Most college graduates are underemployed, as shown by the chart on the left.  The chart on the right shows that the vast majority of college graduates are working in fields unrelated to their undergraduate major.


This comes from research produced by Jaison Abel and Richard Dietz of the Federal Reserve Bank of New York.

… We utilize newly available census data that identify both an individual’s level of education and, for college graduates, undergraduate college major. We construct two measures of what we call job matching for those with a bachelor’s degree. Our first measure, which we refer to as college degree matching, determines whether an undergraduate degree holder is working in an occupation that requires at least a bachelor’s degree. Our second measure, which we call college major matching, gauges the quality of a job match by identifying whether a person is working in a job that corresponds to that person’s undergraduate major. For example, consider a college graduate who majored in Communications. If this person worked as a public relations manager, an occupation that both requires a college degree and relates directly to a Communications major, we would classify this person as matching along both measures. By contrast, if this person worked as a retail salesperson, he or she would be classified as not matching along either measure.

Being overqualified is sometimes the only way to secure employment and pave the way for future career growth.

This data does not necessarily support the argument that a college degree is a waste of time and money for most.  In a perverse way, it actually supports the importance of going to college.  In this jobless economic recovery we have too many college graduates chasing too few college-level jobs, so employers can screen out job applicants who lack a college background.  Those retail salespeople, office receptionists, or any number of similar workers with college degrees were probably helped in gaining employment by the fact they had demonstrated the persistence and intelligence needed to complete four years of higher education.  It also helps their chances of future career and income growth.

A law school graduate blogging about “the loss of my last shred of dignity” while working at a store counter selling cologne is featured in a Business Insider story.

The blog’s anonymous author graduated from a law school that was in the top 50 ranked by U.S. News and World Report. He was on law review and even got a summer position at a firm after his second year. He didn’t get a job offer though.

4 Comments to “Most college graduates are underemployed”

  1. How many years post-graduation are they looking? I can’t seem to find that in the article. Certainly, if they are only looking at the first couple of years post-graduation, I would say that not only is this not surprising, but I suspect it has been this way for a long time. In my day, only the engineers and nurses had jobs related to their major straight out of college. Most of my friend worked at supermarkets or temp jobs for a long time after graduating. I wonder if they have any historical data on this?

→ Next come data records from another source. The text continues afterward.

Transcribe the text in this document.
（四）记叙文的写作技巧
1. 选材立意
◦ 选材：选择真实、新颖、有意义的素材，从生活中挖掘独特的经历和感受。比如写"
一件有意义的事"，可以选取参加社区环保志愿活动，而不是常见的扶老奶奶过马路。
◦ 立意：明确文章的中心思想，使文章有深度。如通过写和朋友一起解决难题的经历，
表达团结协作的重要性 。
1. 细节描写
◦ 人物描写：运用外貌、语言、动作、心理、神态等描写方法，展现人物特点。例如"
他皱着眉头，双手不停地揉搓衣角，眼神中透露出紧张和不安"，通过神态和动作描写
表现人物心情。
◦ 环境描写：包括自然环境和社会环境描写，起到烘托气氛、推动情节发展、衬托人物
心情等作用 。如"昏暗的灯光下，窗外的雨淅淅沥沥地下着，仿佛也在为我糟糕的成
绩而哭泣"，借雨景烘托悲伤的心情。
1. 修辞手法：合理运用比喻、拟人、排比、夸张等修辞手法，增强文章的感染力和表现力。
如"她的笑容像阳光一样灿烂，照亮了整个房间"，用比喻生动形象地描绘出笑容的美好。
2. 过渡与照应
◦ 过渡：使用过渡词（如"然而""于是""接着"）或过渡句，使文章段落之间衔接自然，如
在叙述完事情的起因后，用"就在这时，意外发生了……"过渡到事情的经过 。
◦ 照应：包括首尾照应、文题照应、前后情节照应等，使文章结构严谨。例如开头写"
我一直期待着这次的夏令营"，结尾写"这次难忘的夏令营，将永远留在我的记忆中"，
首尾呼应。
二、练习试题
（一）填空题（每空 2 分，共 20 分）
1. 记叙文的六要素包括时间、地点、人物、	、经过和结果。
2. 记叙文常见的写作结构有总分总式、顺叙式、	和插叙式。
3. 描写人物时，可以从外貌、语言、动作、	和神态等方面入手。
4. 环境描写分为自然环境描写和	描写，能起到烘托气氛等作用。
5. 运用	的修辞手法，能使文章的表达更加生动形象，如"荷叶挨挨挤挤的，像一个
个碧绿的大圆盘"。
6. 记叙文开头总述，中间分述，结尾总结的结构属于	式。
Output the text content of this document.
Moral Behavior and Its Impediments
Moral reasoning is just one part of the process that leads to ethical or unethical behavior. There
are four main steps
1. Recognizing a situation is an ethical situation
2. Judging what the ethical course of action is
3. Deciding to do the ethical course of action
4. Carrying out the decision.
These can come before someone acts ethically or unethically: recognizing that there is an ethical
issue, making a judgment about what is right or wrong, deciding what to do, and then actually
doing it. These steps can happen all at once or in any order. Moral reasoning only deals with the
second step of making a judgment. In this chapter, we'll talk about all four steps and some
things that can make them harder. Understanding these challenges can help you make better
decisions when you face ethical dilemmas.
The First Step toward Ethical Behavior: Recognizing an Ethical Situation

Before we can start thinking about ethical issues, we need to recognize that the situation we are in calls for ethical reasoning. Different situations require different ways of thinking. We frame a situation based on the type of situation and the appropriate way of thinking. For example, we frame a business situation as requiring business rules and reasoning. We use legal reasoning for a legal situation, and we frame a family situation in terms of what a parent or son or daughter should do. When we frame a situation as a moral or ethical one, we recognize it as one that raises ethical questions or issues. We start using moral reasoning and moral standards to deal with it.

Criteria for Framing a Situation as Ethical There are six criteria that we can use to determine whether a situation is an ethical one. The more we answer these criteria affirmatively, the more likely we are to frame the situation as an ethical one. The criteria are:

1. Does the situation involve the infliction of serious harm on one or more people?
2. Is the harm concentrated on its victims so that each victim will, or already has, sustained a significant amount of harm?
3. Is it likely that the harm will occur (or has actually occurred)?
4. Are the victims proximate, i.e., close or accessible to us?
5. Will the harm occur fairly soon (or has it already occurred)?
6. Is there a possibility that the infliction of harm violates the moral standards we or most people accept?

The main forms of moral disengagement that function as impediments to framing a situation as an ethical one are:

    Also, the main point seemed to be that it is better to look for a job in a big city.


  2. From what I can tell, they looked at “working-age individuals (i.e., aged 16 to 64) with at least a Bachelor’s degree”.

    Click to access sr587.pdf

    I did not see reference to historical data, but one chart in this link suggests the numbers are increasing:

    Maybe a main reason for the increase (besides the lousy economy) is that the percentage of Americans with college degrees is increasing. Too many college graduates chasing too few jobs that require a degree.


  3. From my current vantage point (smallish town in the upper south), I am seeing the trend pretty acutely. This is not a town that would offer many jobs that require a college degree. There is a community college, which is probably the main employer of college grads, but they really require a graduate degree for a lot of the jobs, and the employees come for the most part from elsewhere. For a kid who went away and got a degree in engineering or political science, there wouldn’t be much here. I suspect that has always been true, but 20 years ago I bet very few kids from this town even considered going to college. Now, lots more do And there is a good reason – the opportunities even for a high school grad have really shrunk, and seem to be largely in the fast food outlets and motels that have sprung up at a nearby highway interchange. We were discussing the demographic changes yesterday – the town is aging as younger people leave This scenario is being repeated all over the middle of the country.


  4. Yes, although I did not include that point, your chances of not being underemployed are higher if you move to a big city.